Apple stock has had a rough month, but there is more to the story -- overall the third quarter looked a lot better.
The last few weeks have been busy for Apple. On Sept. 7, the tech giant unveiled a handful of new products at its "Far Out" event, including new Apple Watches, AirPods, and of course, the heavily anticipated iPhone 14. Since the phones were available for preorder, analysts and investors have asked the same question: Is demand for the new iPhone strong?
This is a crucial question when it comes to Apple, as half of the company's revenue in the last quarter came from phone sales. Initial data showed that demand for the more expensive iPhone 14 Pro and Pro Max models was stronger than the base iPhone 14 and iPhone 14 Plus options. So strong, in fact, that one analyst told Barron's that there could be a supply issue for the holiday season.
But then earlier this week, more information about iPhone demand started to come in. One analyst from Jefferies noted that new data led him to believe that iPhone 14 demand wasn't as strong as expected in China. After that, Bloomberg reported that Apple reversed plans to boost iPhone 14 production later this year on demand weakness.
The stock has struggled since the news, falling 7.2% in the last three days, which have been the worst three-day stretch for the stock since June 13. And overall, the stock has done poorly in September. In fact, shares of Apple were down about 10% month-to-date, on pace for their worst month since February 2020 and worst September since 2008, according to Dow Jones Market Data.
Not only have reports about iPhone production and demand hurt the stock, but so has the broader economy.
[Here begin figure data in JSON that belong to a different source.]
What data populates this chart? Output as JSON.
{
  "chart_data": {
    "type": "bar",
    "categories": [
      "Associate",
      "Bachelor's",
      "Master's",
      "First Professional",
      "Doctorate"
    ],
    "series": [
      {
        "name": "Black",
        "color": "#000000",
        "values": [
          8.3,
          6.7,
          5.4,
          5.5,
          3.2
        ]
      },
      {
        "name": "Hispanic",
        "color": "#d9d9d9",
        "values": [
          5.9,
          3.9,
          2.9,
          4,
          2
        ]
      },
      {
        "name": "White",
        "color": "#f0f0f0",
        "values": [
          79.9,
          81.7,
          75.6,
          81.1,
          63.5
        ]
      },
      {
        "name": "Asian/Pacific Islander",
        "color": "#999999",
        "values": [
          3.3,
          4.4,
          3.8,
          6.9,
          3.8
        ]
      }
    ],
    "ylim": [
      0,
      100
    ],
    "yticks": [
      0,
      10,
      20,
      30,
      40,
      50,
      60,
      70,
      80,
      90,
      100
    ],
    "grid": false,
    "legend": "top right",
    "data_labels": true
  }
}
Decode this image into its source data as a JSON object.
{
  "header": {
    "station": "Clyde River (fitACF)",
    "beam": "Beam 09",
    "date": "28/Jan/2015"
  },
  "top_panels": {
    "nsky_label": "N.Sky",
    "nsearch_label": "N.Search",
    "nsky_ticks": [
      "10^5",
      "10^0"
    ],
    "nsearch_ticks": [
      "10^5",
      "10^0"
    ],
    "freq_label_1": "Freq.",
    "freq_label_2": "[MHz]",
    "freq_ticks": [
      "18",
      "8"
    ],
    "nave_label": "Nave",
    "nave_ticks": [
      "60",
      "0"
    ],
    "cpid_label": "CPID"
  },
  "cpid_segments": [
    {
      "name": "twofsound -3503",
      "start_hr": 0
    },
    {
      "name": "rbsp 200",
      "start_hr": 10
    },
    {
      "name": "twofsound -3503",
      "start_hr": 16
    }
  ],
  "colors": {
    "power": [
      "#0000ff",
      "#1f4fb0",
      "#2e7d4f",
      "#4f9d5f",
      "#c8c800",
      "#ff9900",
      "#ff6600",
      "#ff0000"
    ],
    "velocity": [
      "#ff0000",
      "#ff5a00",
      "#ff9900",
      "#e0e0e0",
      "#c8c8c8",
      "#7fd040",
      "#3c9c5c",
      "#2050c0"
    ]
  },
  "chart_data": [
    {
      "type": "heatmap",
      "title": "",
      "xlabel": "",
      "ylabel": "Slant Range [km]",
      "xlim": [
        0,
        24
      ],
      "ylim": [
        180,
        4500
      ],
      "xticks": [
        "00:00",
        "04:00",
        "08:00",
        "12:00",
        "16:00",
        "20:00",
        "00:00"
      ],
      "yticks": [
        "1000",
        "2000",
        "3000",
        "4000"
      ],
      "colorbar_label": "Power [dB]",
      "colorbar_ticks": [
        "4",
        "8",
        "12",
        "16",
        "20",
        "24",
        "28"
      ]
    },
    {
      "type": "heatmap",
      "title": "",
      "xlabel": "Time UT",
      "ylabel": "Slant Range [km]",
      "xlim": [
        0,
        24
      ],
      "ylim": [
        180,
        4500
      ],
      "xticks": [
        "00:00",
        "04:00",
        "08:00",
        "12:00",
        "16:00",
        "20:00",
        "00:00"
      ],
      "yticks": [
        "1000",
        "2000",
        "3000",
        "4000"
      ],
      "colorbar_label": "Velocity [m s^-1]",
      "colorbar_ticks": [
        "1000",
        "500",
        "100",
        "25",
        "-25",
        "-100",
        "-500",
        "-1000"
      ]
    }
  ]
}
The Federal Reserve has been hiking interest rates to battle historically high inflation, and while higher rates are usually not good for the stock market in general, growth stocks are particularly sensitive to higher rates as companies, like those in big tech, generate a lot of cash flow in the future. Higher interest rates mean future cash is less valuable than it was when rates were lower.
The Dow Jones Industrial Average is down 20% this year, the S&P 500 has fallen 24%, and the Nasdaq Composite has dropped 32%. All are on pace to have their worst nine months of a calendar year since 2022. Apple is a component of all three major stock indexes, and has fallen 21% in 2022.
But not all news has been bad for the company. In the third quarter, Apple stock has climbed 3.1% and is on pace for its best quarterly performance since the fourth quarter of 2021.
Even though some analysts are uncertain about where the company stands in the midst of a potential consumer spending slowdown -- such as BofA Securities analyst Wamsi Mohan, who downgraded the stock to Neutral from Buy on Thursday -- others are bullish.
Rosenblatt Securities analyst Barton Crockett upgraded the stock to Buy from Neutral on Thursday and wrote in a research note that shoppers are more interested in Apple's higher-priced items. This has been a common theme among analysts tracking the company's sales.
"Bloomberg's report [Wednesday] that Apple was walking back previous guidance to suppliers for a modest bump to second half of 2022 production back to an original target of flat should be read in the context of consumers' clear preference for the pricier models with higher ASPs [average selling prices]," Crockett said.
KeyBanc analyst Brandon Nispel, who rates Apple as Overweight, wrote that the news from Bloomberg was a negative for the day, but believes "it is neutral to consensus expectations and [we] would take advantage by buying on the pullback."
Of the 41 analysts tracked by FactSet, 78% rate the stock as a Buy, 15% say it is a Hold and 7% rate it as a Sell.